9. There were many fully correct answers to (a) seen, but also many who applied the nearest neighbour algorithm instead. Many seemed
to confuse arcs with vertices and did not list their arcs as required. Most candidates drew a tree in part (b) and almost all who got the
correct tree also correctly found its weight. Many candidates were able to describe the mechanics of the algorithm in part (d), with the
commonly seen reference to ‘crossing out rows’, but only the best were able to think about HOW the algorithm worked and secure both
marks.
10. This proved an accessible question, but careless slips resulted in few gaining full credit. Not all candidates used Prim’s algorithm
correctly and of those that did, some did not clearly state the order in which the edge were selected – as directed in the question. A
disappointing number of candidates used the nearest neighbour algorithm instead of Prim’s algorithm. Many omitted to state the weight
of the tree. The vast majority were able to draw the network in part (b). The majority did three pairings but many did not find all the
shortest routes between the pairs. Some discarded any route involving more than one edge and some did not state the totals of their
pairings. A few did not state a route and some found a semi-Eulerian solution.

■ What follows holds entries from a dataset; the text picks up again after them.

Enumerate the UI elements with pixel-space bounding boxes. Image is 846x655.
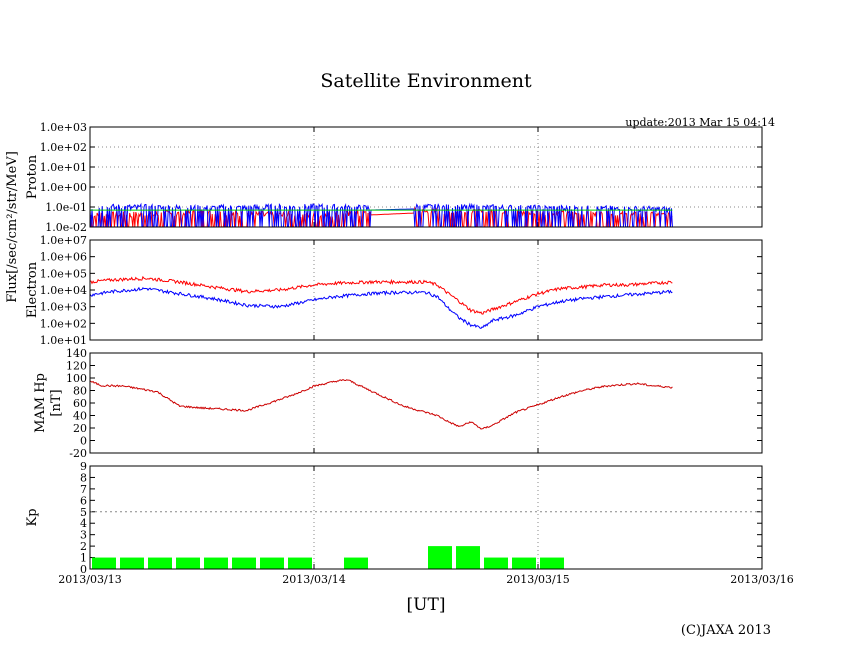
kp-bar [512,557,536,569]
y-tick-label: 2 [80,540,87,553]
panel-frame [89,352,763,454]
series-line-0 [89,379,673,430]
y-tick-label: 120 [66,360,87,373]
kp-bar [288,557,312,569]
kp-bar [120,557,144,569]
y-tick-label: 1.0e+01 [40,334,87,347]
y-tick-label: 7 [80,483,87,496]
kp-bar [484,557,508,569]
series-line-1 [89,286,673,329]
y-axis-label: Proton [25,154,40,199]
y-tick-label: 1.0e+06 [40,251,87,264]
y-tick-label: 20 [73,422,87,435]
y-tick-label: 6 [80,494,87,507]
y-tick-label: 1.0e+02 [40,141,87,154]
panel-proton: 1.0e-02 1.0e-01 1.0e+00 1.0e+01 1.0e+02 1.0e+… [25,121,763,234]
panel-frame [89,239,763,341]
series-line-1 [89,202,673,228]
x-axis-label: [UT] [407,595,446,615]
x-tick-label: 2013/03/15 [506,573,569,586]
y-tick-label: 0 [80,435,87,448]
kp-bar [92,557,116,569]
y-tick-label: -20 [69,447,87,460]
y-tick-label: 3 [80,529,87,542]
x-tick-label: 2013/03/13 [58,573,121,586]
y-tick-label: 1.0e+02 [40,317,87,330]
y-tick-label: 80 [73,385,87,398]
y-tick-label: 1.0e+03 [40,121,87,134]
y-tick-label: 1.0e+00 [40,181,87,194]
y-tick-label: 1.0e+07 [40,234,87,247]
copyright-text: (C)JAXA 2013 [681,623,771,638]
kp-bar [176,557,200,569]
series-line-0 [89,206,673,228]
y-tick-label: 1.0e+04 [40,284,87,297]
x-tick-label: 2013/03/14 [282,573,345,586]
y-tick-label: 60 [73,397,87,410]
kp-bar [260,557,284,569]
y-axis-unit: [nT] [49,389,64,416]
y-tick-label: 1.0e+01 [40,161,87,174]
update-timestamp: update:2013 Mar 15 04:14 [625,116,775,129]
y-tick-label: 1.0e-02 [45,221,87,234]
y-tick-label: 40 [73,410,87,423]
y-tick-label: 1.0e+05 [40,267,87,280]
y-tick-label: 100 [66,372,87,385]
panel-frame [89,126,763,228]
panel-electron: 1.0e+01 1.0e+02 1.0e+03 1.0e+04 1.0e+05 1.0e+… [25,234,763,347]
kp-bar [148,557,172,569]
panels: 1.0e-021.0e-011.0e+001.0e+011.0e+021.0e+… [25,121,794,586]
series-line-0 [89,275,673,315]
kp-bar [428,546,452,569]
chart-title: Satellite Environment [320,70,532,92]
y-tick-label: 1.0e+03 [40,301,87,314]
y-tick-label: 8 [80,471,87,484]
kp-bar [456,546,480,569]
kp-bar [344,557,368,569]
y-tick-label: 1.0e-01 [45,201,87,214]
y-axis-label: Kp [25,508,40,526]
y-tick-label: 0 [80,563,87,576]
flux-axis-label: Flux[/sec/cm²/str/MeV] [5,151,20,303]
y-tick-label: 5 [80,506,87,519]
kp-bar [204,557,228,569]
panel-frame [89,465,763,570]
x-tick-label: 2013/03/16 [730,573,793,586]
kp-bar [232,557,256,569]
y-tick-label: 140 [66,347,87,360]
y-tick-label: 4 [80,517,87,530]
kp-bar [540,557,564,569]
y-tick-label: 9 [80,460,87,473]
y-axis-label: MAM Hp [33,373,48,433]
y-axis-label: Electron [25,261,40,318]
y-tick-label: 1 [80,552,87,565]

11. There was a varied response to this question, with some very good and some quite poor responses seen. Part (a) was generally better
attempted than part (b). In part (a) the candidates were asked to make the order in which they selected the arcs clear, many did not do
this. Many candidates wasted time by drawing a succession of diagrams showing the addition of one arc at a time. Many candidates lost
marks in Kruskal’s algorithm by not showing the rejection of the arcs that created loops. In some attempts at Prim’s algorithm, many
did not list the arcs and others referred to rejecting arcs to prevent cycles from forming. Many wasted time in drawing a matrix for Prim.
Part (b) was often poorly done with many candidates opting for Prim despite the two arcs not being connected. Of those who correctly
selected Kruskal, only a few were able to give a coherent explanation.
12. Almost all of the candidates were able to draw the arcs correctly but it was not always clear which numbers went with which arcs,
which lead to mistakes later. Most candidates were able to perform Kruskal’s algorithm correctly although a number omitted to state
that arc CD was rejected. Most went on to correctly draw the minimum spanning tree, but units were often omitted when stating its
weight. Prim’s algorithm was less well done. Some did not show that they had used the matrix, some started at A and many listed
vertices instead of arcs.
13. The majority of candidates found part (a) tricky. There were some very poor definitions, poor use of technical terms and muddled
thinking seen. Candidates often did not write in complete sentences, making it very difficult to understand the point they were trying to
make. Part (b) was usually better done although candidates confused arcs, vertices, nodes and edges and made some worrying remarks
about cycles. Part (c) was usually completed correctly. Part (d) caused problems for some candidates, with some incorrect diagrams and
incorrect answers of 54m, 540m and 39m often seen.
14. Very few candidates attempted a comparison in part (a). Most just described the two methods. A significant number confused the
two algorithms. There was some poor use of technical terms seen. Part (b) was very well done with most candidates gaining full marks,
but a few did not list the arcs as requested. A surprising number of candidates seem to think that Prim’s algorithm can only be applied
to a matrix and wasted a lot of time in creating the matrix. Others wasted time (and often went onto at least two extra sides of paper) by
drawing a ‘cartoon sequence’ showing the state of the tree after each arc addition, rather than simply listing the arcs in order.
15. No Report available for this question.